More generally, life usually becomes easier if you can restrict where any sort of side-effect occurs. So instead of:
for (line <- myData) {
println("}, {")
}
You can write:
val lines = for (line <- myData) yield "}, {"
println(lines mkString "\n")
I'm also going to take a guess here that you wanted the content of each line in the output!
val lines = for (line <- myData) yield (line + "}, {")
println(lines mkString "\n")
Though you'd be better off still if you just used mkString directly - that's what it's for!
val lines = myData.mkString("{", "\n}, {", "}")
println(lines)
Note how we're first producing a String, then printing it in a single operation. This approach can easily be split into separate methods and used to implement toString on your class, or to inspect the generated String in tests.
I agree fully with what has been said before about using mkstring, and distinguishing the first iteration rather than the last one. Would you still need to distinguish on the last, scala collections have an init method, which return all elements but the last.
So you can do
for(x <- coll.init) workOnNonLast(x)
workOnLast(coll.last)
(init and last being sort of the opposite of head and tail, which are the first and and all but first). Note however than depending on the structure, they may be costly. On Vector, all of them are fast. On List, while head and tail are basically free, init and last are both linear in the length of the list. headOption and lastOption may help you when the collection may be empty, replacing workOnlast by
for (x <- coll.lastOption) workOnLast(x)
You may take the addString function of the TraversableOncetrait as an example.
def addString(b: StringBuilder, start: String, sep: String, end: String): StringBuilder = {
var first = true
b append start
for (x <- self) {
if (first) {
b append x
first = false
} else {
b append sep
b append x
}
}
b append end
b
}
In your case, the separator is }, { and the end is }
If you don't want to use built-in mkString function, you can make something like
for (line <- lines)
if (line == lines.last) println("last")
else println(line)
UPDATE: As didierd mentioned in comments, this solution is wrong because last value can occurs several times, he provides better solution in his answer.

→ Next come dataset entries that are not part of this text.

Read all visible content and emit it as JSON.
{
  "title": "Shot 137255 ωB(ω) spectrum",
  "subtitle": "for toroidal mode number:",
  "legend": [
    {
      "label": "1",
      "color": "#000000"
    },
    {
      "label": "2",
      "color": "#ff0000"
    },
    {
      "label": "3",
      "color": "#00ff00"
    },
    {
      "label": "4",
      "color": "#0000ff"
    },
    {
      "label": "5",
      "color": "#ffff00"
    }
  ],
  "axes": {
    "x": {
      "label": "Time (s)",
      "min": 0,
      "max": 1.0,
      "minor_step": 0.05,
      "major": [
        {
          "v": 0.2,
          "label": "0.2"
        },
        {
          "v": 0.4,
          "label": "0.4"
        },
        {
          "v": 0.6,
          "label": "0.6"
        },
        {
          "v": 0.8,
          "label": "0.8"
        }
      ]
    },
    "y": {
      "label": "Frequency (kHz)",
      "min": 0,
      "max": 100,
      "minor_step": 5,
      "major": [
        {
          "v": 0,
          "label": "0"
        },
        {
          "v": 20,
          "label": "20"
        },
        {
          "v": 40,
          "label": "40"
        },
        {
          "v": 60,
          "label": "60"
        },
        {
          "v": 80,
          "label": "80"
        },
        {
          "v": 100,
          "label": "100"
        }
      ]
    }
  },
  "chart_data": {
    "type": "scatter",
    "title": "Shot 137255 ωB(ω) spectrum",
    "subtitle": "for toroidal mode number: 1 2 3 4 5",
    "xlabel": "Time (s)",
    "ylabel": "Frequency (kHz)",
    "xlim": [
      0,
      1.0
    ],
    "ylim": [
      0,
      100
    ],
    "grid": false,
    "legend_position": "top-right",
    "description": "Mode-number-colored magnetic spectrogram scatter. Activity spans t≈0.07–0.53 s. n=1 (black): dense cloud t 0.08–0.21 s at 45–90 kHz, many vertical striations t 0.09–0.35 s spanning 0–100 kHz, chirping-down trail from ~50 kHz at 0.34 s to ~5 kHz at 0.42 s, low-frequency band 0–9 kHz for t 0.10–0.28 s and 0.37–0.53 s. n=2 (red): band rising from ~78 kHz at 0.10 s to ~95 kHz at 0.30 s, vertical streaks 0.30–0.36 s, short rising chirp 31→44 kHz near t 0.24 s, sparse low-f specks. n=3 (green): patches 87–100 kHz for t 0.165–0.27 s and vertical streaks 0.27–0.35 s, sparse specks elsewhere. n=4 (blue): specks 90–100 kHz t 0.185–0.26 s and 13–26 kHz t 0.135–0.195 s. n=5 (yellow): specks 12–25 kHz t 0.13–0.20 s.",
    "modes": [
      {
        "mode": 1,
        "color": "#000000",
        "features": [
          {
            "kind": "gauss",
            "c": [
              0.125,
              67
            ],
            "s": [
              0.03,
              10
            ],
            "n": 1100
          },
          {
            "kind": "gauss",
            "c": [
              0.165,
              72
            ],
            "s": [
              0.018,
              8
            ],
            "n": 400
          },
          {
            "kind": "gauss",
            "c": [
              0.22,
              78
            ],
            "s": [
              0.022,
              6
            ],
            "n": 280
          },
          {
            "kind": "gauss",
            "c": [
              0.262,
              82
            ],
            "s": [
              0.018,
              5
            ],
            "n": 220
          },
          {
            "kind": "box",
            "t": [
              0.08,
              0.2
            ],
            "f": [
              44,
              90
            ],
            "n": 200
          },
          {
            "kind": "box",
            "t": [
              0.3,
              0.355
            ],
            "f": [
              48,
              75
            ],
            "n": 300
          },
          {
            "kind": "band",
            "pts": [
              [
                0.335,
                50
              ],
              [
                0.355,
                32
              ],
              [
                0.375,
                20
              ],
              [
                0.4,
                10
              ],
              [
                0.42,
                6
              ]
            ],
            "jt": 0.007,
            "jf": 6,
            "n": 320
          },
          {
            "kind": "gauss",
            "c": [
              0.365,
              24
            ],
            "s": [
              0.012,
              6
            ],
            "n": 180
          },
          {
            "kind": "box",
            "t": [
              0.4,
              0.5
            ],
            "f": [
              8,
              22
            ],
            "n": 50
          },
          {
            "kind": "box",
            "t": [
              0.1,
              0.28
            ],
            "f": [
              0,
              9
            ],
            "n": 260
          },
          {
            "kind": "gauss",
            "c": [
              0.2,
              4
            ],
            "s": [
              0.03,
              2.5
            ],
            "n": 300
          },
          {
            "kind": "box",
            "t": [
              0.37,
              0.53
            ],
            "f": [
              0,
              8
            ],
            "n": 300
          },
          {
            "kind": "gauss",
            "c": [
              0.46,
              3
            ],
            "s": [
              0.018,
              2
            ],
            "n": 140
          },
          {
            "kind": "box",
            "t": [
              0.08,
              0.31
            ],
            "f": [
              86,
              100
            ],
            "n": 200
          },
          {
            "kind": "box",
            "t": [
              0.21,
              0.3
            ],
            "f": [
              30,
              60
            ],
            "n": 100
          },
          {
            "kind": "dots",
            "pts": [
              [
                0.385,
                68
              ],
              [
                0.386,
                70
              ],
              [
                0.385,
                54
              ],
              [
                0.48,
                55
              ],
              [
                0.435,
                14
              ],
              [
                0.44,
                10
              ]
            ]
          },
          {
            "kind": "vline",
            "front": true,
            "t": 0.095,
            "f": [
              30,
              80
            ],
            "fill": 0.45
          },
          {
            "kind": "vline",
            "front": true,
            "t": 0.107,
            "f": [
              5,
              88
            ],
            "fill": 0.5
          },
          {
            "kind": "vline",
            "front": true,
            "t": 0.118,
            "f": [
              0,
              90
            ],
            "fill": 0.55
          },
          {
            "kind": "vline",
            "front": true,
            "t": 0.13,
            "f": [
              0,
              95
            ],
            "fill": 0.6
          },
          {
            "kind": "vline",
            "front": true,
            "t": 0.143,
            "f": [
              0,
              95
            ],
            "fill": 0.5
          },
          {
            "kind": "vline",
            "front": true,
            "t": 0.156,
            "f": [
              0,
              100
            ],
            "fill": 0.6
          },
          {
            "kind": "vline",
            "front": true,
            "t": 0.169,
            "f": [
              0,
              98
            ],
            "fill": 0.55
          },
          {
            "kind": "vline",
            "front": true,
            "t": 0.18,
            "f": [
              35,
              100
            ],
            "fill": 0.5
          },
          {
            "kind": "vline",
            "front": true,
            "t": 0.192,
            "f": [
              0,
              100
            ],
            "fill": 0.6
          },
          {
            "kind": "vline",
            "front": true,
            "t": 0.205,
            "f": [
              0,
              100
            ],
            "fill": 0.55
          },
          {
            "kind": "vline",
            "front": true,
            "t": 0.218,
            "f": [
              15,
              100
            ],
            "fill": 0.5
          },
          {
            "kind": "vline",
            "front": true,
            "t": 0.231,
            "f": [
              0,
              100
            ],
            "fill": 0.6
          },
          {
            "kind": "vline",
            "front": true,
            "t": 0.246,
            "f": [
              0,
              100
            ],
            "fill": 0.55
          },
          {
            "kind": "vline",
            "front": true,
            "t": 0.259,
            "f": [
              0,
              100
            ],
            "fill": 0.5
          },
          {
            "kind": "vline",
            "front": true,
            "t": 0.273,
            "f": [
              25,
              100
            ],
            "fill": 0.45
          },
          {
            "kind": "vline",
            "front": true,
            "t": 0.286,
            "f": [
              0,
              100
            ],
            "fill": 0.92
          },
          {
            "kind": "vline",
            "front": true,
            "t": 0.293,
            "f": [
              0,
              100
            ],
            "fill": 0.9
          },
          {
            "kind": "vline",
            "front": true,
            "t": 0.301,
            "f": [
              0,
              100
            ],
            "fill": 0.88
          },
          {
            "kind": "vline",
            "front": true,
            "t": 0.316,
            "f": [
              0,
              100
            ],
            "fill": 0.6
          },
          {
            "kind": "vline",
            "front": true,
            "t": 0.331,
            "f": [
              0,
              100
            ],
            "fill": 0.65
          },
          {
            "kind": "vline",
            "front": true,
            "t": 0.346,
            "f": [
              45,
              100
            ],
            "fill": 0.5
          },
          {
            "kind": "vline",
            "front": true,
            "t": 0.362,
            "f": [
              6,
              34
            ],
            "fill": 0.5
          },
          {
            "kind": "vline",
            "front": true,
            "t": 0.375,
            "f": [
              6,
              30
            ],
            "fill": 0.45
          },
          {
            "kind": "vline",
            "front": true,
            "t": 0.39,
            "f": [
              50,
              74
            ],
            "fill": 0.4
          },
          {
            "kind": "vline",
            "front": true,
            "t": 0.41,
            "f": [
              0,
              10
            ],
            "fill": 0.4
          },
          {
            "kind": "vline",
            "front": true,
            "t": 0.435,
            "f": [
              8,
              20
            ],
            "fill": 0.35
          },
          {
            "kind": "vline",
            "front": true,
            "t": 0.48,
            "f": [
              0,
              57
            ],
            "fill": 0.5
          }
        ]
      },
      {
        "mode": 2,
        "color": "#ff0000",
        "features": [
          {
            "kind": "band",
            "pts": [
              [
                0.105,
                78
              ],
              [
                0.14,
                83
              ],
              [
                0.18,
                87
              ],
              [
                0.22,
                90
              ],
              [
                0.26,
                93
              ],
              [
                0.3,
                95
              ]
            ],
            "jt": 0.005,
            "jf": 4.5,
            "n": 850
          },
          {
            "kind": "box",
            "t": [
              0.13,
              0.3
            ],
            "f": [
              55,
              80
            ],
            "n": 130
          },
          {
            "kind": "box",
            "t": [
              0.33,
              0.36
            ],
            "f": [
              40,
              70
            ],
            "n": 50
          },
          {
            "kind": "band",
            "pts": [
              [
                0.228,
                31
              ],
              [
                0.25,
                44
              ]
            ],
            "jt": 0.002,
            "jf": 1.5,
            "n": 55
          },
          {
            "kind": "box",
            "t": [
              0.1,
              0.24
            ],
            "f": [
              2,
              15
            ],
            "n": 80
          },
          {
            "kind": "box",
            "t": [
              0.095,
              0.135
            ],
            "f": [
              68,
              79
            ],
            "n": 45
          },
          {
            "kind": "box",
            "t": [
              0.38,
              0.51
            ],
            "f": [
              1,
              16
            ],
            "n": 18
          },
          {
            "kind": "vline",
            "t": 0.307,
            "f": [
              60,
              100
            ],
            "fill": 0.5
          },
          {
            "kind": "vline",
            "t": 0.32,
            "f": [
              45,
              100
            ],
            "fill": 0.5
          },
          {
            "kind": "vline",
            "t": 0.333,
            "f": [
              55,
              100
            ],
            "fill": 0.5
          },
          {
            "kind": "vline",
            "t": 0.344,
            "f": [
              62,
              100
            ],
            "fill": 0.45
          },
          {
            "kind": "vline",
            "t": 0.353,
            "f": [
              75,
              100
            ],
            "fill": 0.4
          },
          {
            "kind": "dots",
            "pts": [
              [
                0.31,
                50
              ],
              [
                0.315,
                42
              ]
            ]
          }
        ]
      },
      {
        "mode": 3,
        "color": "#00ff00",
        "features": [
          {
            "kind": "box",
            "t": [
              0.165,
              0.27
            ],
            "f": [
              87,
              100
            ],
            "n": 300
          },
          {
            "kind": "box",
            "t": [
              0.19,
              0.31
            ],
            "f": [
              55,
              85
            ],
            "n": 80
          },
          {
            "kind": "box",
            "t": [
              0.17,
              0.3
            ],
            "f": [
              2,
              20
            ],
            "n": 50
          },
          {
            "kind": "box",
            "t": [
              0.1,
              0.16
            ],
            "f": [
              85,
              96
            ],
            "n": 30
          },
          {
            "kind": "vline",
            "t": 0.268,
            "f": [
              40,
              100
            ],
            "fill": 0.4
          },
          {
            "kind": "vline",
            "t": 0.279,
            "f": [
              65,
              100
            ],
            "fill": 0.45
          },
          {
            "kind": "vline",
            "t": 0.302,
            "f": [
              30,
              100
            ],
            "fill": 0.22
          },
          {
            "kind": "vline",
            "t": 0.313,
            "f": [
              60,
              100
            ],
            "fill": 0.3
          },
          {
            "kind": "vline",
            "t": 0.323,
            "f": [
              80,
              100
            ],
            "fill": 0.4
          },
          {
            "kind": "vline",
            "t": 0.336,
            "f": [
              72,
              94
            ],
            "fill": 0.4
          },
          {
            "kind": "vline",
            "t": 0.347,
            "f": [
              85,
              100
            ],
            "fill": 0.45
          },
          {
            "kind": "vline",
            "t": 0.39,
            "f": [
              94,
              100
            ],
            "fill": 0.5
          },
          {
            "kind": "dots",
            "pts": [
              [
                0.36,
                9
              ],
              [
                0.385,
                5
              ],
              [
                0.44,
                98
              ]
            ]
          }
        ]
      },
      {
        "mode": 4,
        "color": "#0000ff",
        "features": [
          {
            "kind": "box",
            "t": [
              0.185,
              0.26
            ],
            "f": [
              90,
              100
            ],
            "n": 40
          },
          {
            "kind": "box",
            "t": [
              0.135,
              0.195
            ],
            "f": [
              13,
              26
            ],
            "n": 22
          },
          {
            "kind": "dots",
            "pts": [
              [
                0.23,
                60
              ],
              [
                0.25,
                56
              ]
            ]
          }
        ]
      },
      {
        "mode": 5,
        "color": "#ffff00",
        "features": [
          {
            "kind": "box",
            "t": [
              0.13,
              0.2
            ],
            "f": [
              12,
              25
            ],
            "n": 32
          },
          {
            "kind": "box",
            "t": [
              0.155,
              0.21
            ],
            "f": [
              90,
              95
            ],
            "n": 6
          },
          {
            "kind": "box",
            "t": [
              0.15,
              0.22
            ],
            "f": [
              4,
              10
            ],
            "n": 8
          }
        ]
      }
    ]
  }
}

It is fine for Vectors, because last function takes "effectively constant time" for them, as for Lists, it takes linear time, so you can use pattern matching
#tailrec
def printLines[A](l: List[A]) {
l match {
case Nil =>
case x :: Nil => println("last")
case x :: xs => println(x); printLines(xs)
}
}
Other answers are rightfully pointed to mkString, and for a normal amount of data I would also use that.
However, mkString builds (accumulates) the end-result in-memory through a StringBuilder. This is not always desirable, depending on the amount of data we have.
In this case, if all we want is to "print" we don't need to build the big-result first (and maybe we even want to avoid this).
Consider the implementation of this helper function:
def forEachIsLast[A](iterator: Iterator[A])(operation: (A, Boolean) => Unit): Unit = {
while(iterator.hasNext) {
val element = iterator.next()
val isLast = !iterator.hasNext // if there is no "next", this is the last one
operation(element, isLast)
}
}
It iterates over all elements and invokes operation passing each element in turn, with a boolean value. The value is true if the element passed is the last one.
In your case it could be used like this:
forEachIsLast(myData) { (line, isLast) =>
if(isLast)
println("}")
else
println("}, {")
}
We have the following advantages here:
It operates on each element, one by one, without necessarily accumulating the result in memory (unless you want to).
Because it does not need to load the whole collection into memory to check its size, it's enough to ask the Iterator if it's exhausted or not. You could read data from a big file, or from the network, etc.